On the face of it, Peter Fleming’s Brazilian Adventure offers no strong argument – in fact no argument of any kind – for correcting my prejudice. I have no doubt that Fleming would have been horrified at any suggestion that it did. On the evidence presented, he considers Brazil a place to be avoided, not merely because it isn’t interesting but because it’s painfully boring, dangerous, corrupt and generally unhealthy. But of course that’s the point.

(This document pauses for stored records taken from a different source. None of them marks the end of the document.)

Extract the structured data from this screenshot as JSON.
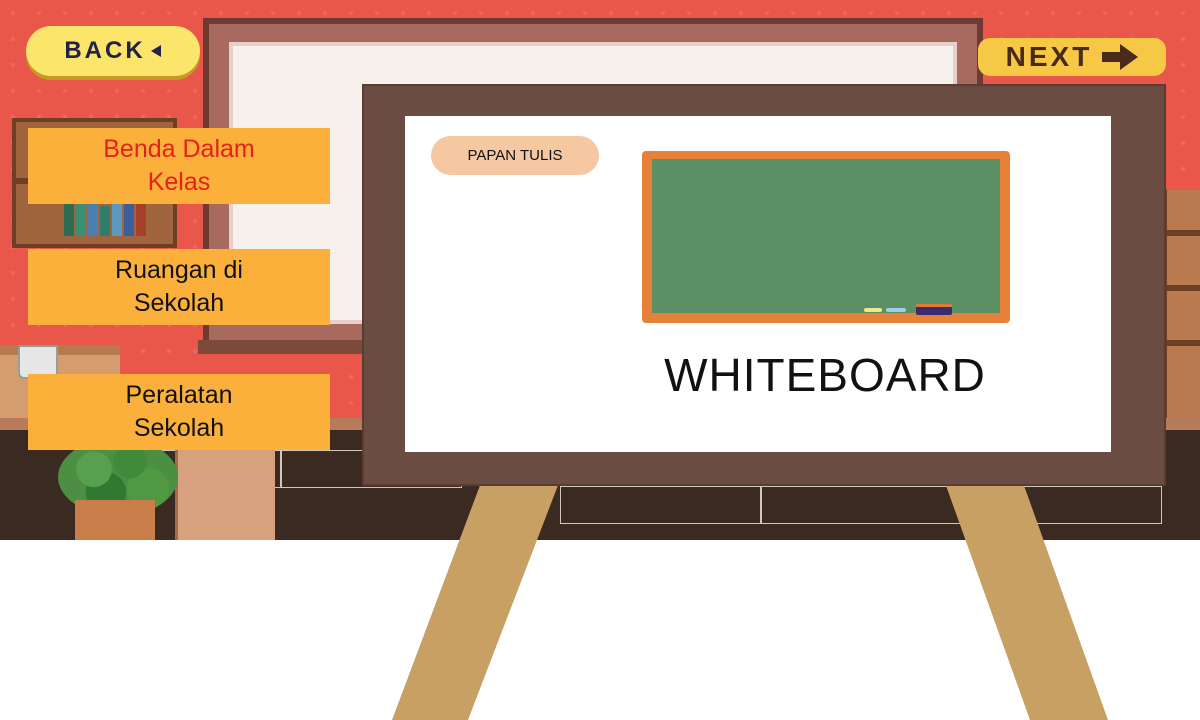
{
  "nav": {
    "back_label": "BACK",
    "next_label": "NEXT"
  },
  "menu": {
    "items": [
      {
        "line1": "Benda Dalam",
        "line2": "Kelas",
        "active": true
      },
      {
        "line1": "Ruangan di",
        "line2": "Sekolah",
        "active": false
      },
      {
        "line1": "Peralatan",
        "line2": "Sekolah",
        "active": false
      }
    ]
  },
  "card": {
    "tag_label": "PAPAN TULIS",
    "word": "WHITEBOARD",
    "image_icon": "chalkboard-icon"
  },
  "colors": {
    "wall": "#e8574a",
    "button_yellow": "#fbb03b",
    "active_text": "#e8201c",
    "easel_frame": "#6b4c42",
    "easel_leg": "#c8a063",
    "chalkboard_green": "#5c8f63",
    "chalkboard_frame": "#e6813a"
  }
}
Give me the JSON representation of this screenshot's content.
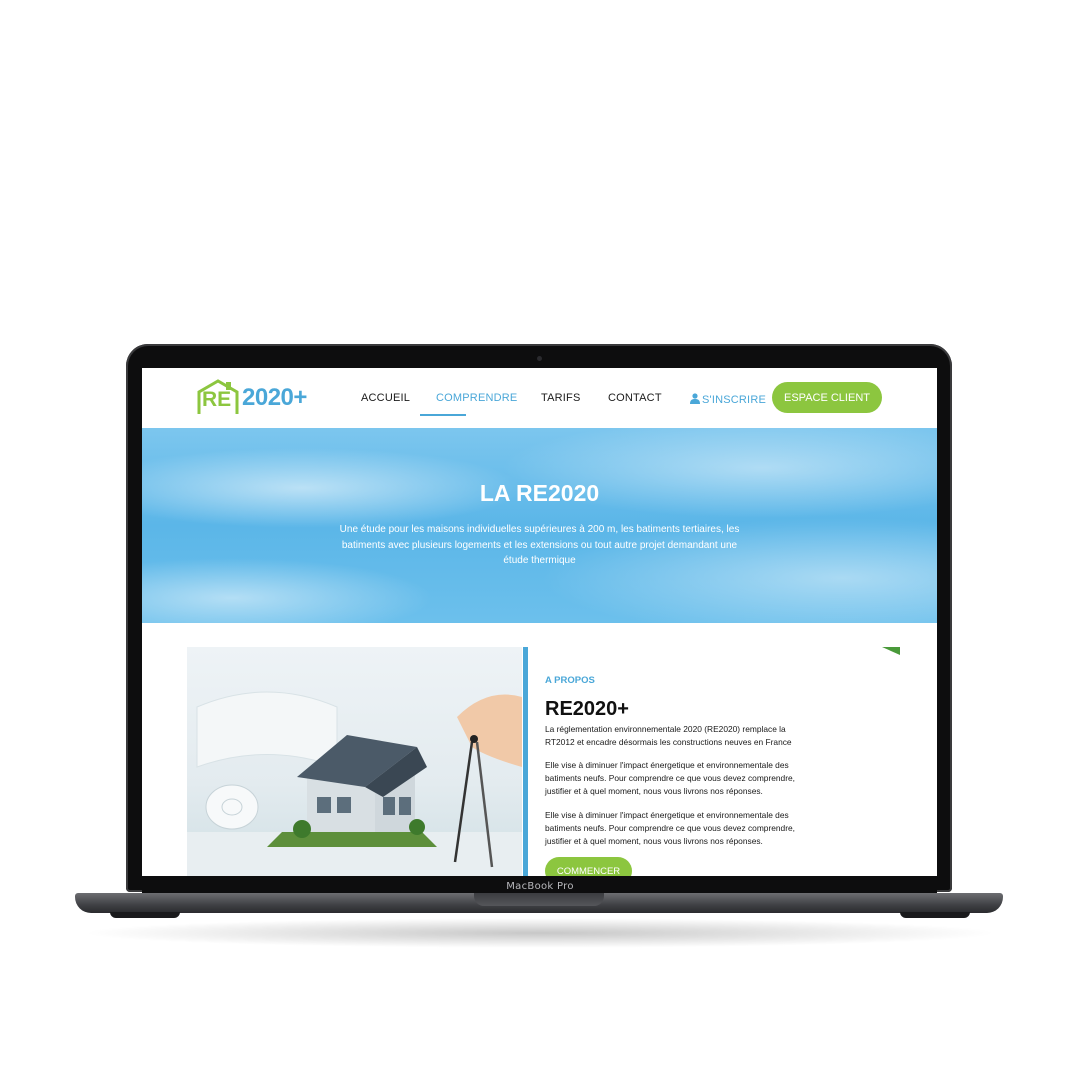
{
  "device": {
    "brand_label": "MacBook Pro"
  },
  "site": {
    "logo": {
      "re": "RE",
      "text": "2020+"
    },
    "nav": {
      "items": [
        "ACCUEIL",
        "COMPRENDRE",
        "TARIFS",
        "CONTACT"
      ],
      "active_item": "COMPRENDRE",
      "signup_label": "S'INSCRIRE",
      "cta_label": "ESPACE CLIENT"
    },
    "hero": {
      "title": "LA RE2020",
      "subtitle": "Une étude pour les maisons individuelles supérieures à 200 m, les batiments tertiaires, les batiments avec plusieurs logements et les extensions ou tout autre projet demandant une étude thermique"
    },
    "about": {
      "label": "A PROPOS",
      "title": "RE2020+",
      "paragraphs": [
        "La réglementation environnementale 2020 (RE2020) remplace la RT2012 et encadre désormais les constructions neuves en France",
        "Elle vise à diminuer l'impact énergetique et environnementale des batiments neufs. Pour comprendre ce que vous devez comprendre, justifier et à quel moment, nous vous livrons nos réponses.",
        "Elle vise à diminuer l'impact énergetique et environnementale des batiments neufs. Pour comprendre ce que vous devez comprendre, justifier et à quel moment, nous vous livrons nos réponses."
      ],
      "button_label": "COMMENCER",
      "image_icon": "house-model-with-compass-image"
    },
    "colors": {
      "accent_green": "#8cc63f",
      "accent_blue": "#4aa7d8"
    }
  }
}
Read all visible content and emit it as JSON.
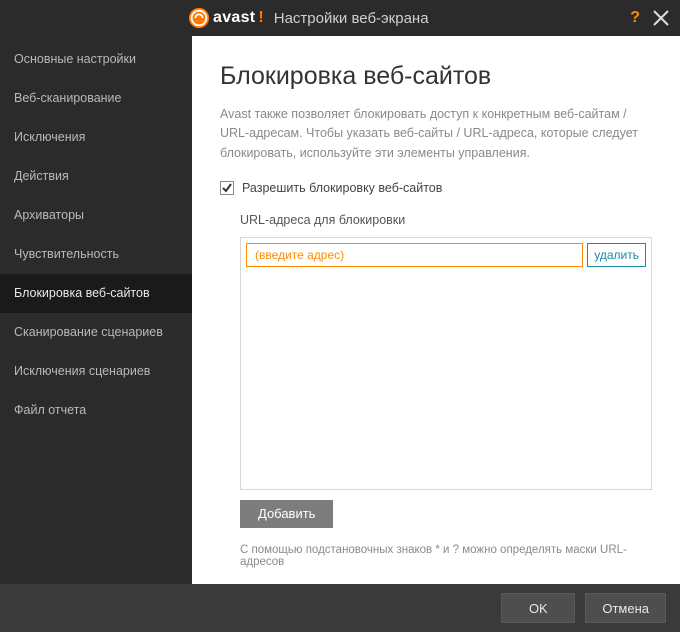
{
  "titlebar": {
    "brand": "avast",
    "brand_exclaim": "!",
    "title": "Настройки веб-экрана",
    "help": "?",
    "close": "✕"
  },
  "sidebar": {
    "items": [
      {
        "label": "Основные настройки"
      },
      {
        "label": "Веб-сканирование"
      },
      {
        "label": "Исключения"
      },
      {
        "label": "Действия"
      },
      {
        "label": "Архиваторы"
      },
      {
        "label": "Чувствительность"
      },
      {
        "label": "Блокировка веб-сайтов"
      },
      {
        "label": "Сканирование сценариев"
      },
      {
        "label": "Исключения сценариев"
      },
      {
        "label": "Файл отчета"
      }
    ],
    "active_index": 6
  },
  "main": {
    "heading": "Блокировка веб-сайтов",
    "description": "Avast также позволяет блокировать доступ к конкретным веб-сайтам / URL-адресам. Чтобы указать веб-сайты / URL-адреса, которые следует блокировать, используйте эти элементы управления.",
    "enable_label": "Разрешить блокировку веб-сайтов",
    "url_list_label": "URL-адреса для блокировки",
    "url_placeholder": "(введите адрес)",
    "delete_label": "удалить",
    "add_label": "Добавить",
    "note": "С помощью подстановочных знаков * и ? можно определять маски URL-адресов"
  },
  "footer": {
    "ok": "OK",
    "cancel": "Отмена"
  }
}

Brazilian Adventure is one of the best examples ever written of a type of book that could be described as a saga of deliberate suffering – discomfort, anyway – recounted with dry wit and verbal elegance. Fleming himself is responsible for a couple of others nearly as good (One’s Company and News from Tartary), while a more recent candidate might be Redmond O’Hanlon’s Into the Heart of Borneo, although in my opinion it can’t match Fleming.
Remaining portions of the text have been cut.